Research suggests that a large proportion of patients with cancer are affected by care-related financial harm, or financial toxicity, and that cost concerns can make them skip aspects of care.
Doherty’s team found a similar pattern. One-third of those surveyed said they sometimes postponed care or skipped it to reduce costs.
This is the first study to find a link between administrative tasks and cost-related delays in cancer care. The findings highlight that patients with cancer face challenges created by the system that is designed to give life-saving care.
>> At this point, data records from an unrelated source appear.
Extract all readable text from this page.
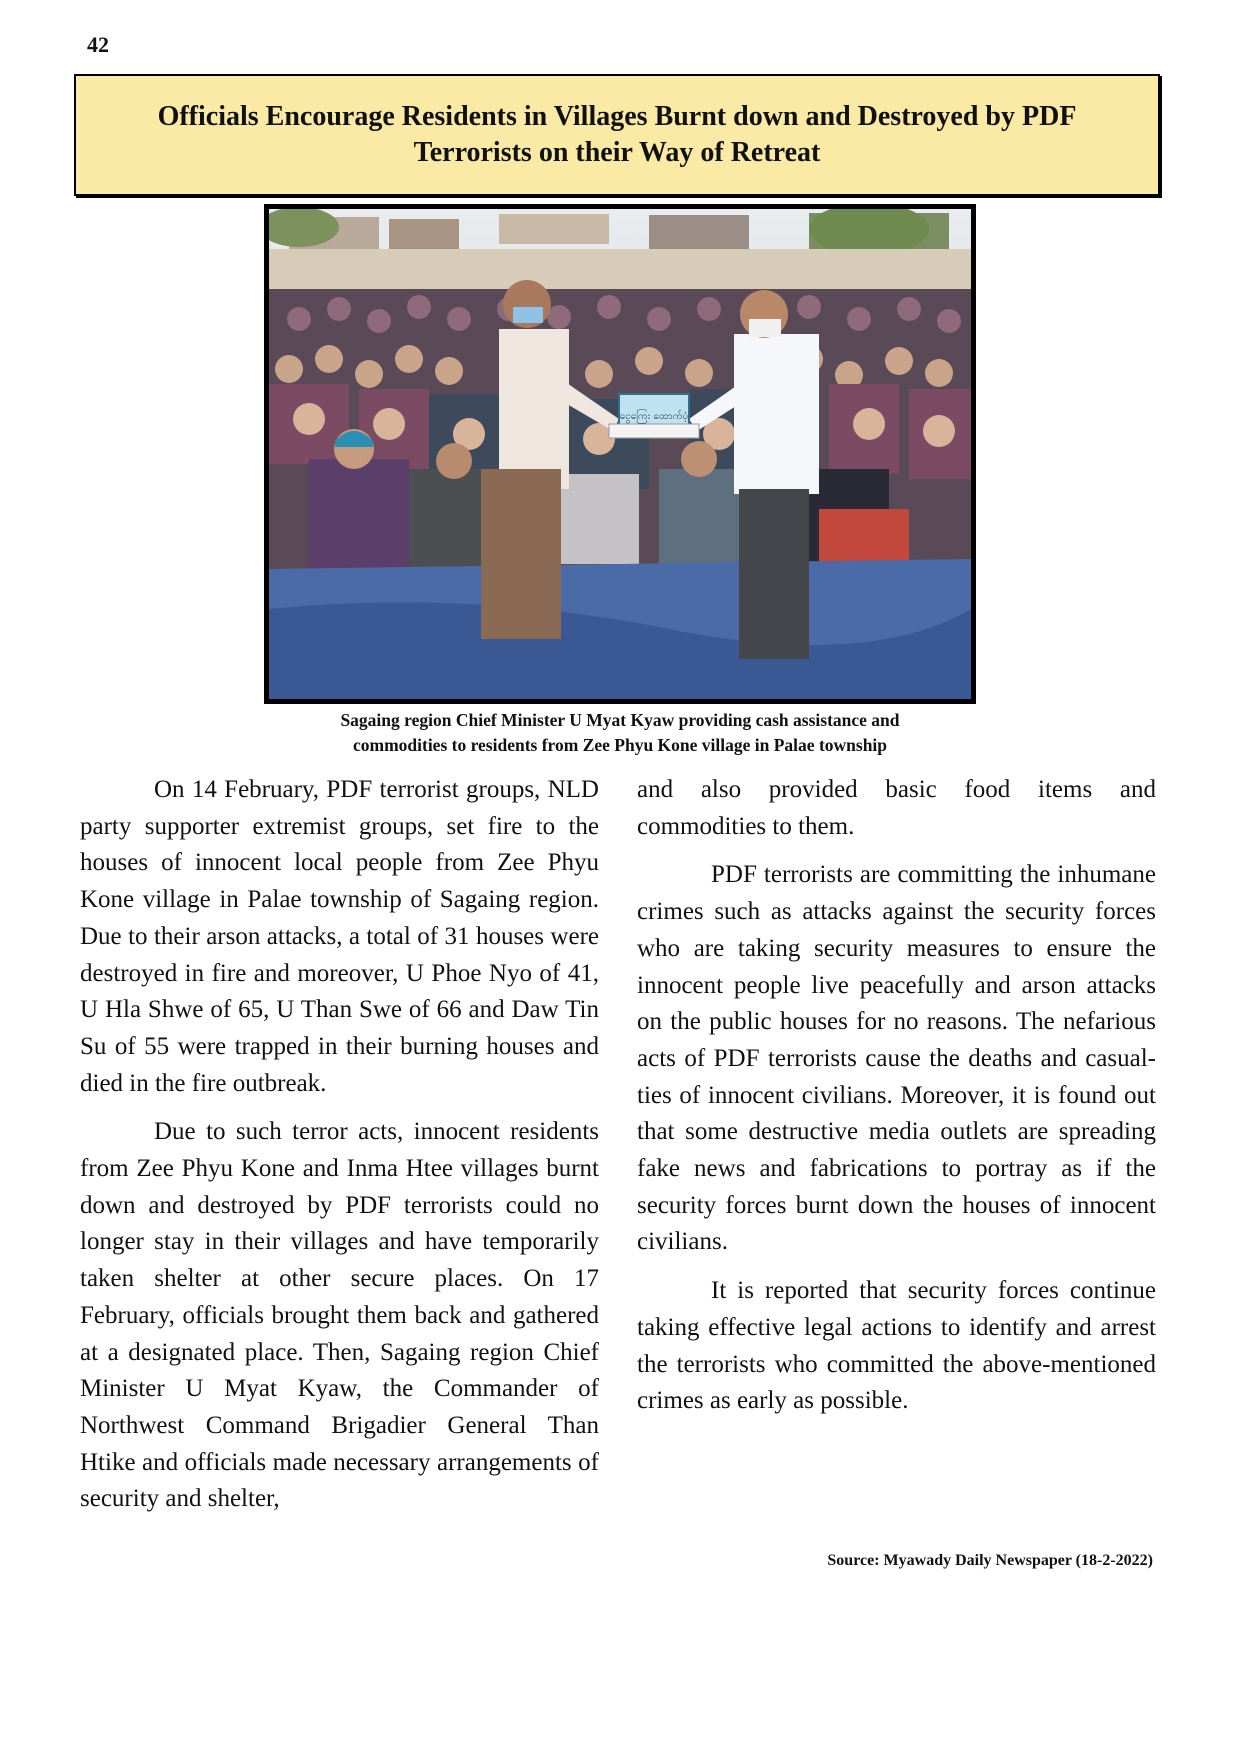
42
Officials Encourage Residents in Villages Burnt down and Destroyed by PDF Terrorists on their Way of Retreat
ငွေကြေး ထောက်ပံ့
Sagaing region Chief Minister U Myat Kyaw providing cash assistance and
commodities to residents from Zee Phyu Kone village in Palae township

On 14 February, PDF terrorist groups, NLD party supporter extremist groups, set fire to the houses of innocent local people from Zee Phyu Kone village in Palae township of Sagaing region. Due to their arson attacks, a total of 31 houses were destroyed in fire and moreover, U Phoe Nyo of 41, U Hla Shwe of 65, U Than Swe of 66 and Daw Tin Su of 55 were trapped in their burning houses and died in the fire outbreak.

Due to such terror acts, innocent residents from Zee Phyu Kone and Inma Htee villages burnt down and destroyed by PDF terrorists could no longer stay in their villages and have temporarily taken shelter at other secure places. On 17 February, officials brought them back and gathered at a designated place. Then, Sagaing region Chief Minister U Myat Kyaw, the Commander of Northwest Command Brigadier General Than Htike and officials made necessary arrangements of security and shelter,

and also provided basic food items and commodities to them.

PDF terrorists are committing the inhumane crimes such as attacks against the security forces who are taking security measures to ensure the innocent people live peacefully and arson attacks on the public houses for no reasons. The nefarious acts of PDF terrorists cause the deaths and casualties of innocent civilians. Moreover, it is found out that some destructive media outlets are spreading fake news and fabrications to portray as if the security forces burnt down the houses of innocent civilians.

It is reported that security forces continue taking effective legal actions to identify and arrest the terrorists who committed the above-mentioned crimes as early as possible.

Source: Myawady Daily Newspaper (18-2-2022)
While the motivation between paperwork and care delays remains unknown, easing that burden could improve quality, value, and patient experience. Possible solutions include patient education interventions, adapting hospital-based financial navigation programs, and policy changes that ease interactions among patients, physicians, and payers.
Doherty hopes this work will spur conversations to begin simplifying the system. “I think we’re at a place now where we may want to quantify how much improvement in access and other outcomes we might see if we alleviated some of these administrative burdens,” she said.
The study, “Administrative Burden Associated with Cost-Related Delays in Care in U.S. Cancer Patients,” was published in Cancer Epidemiology, Biomarkers & Prevention in August 2023. Authors include Meredith Doherty, Bridgette Thom, and Daniel S. Gardner.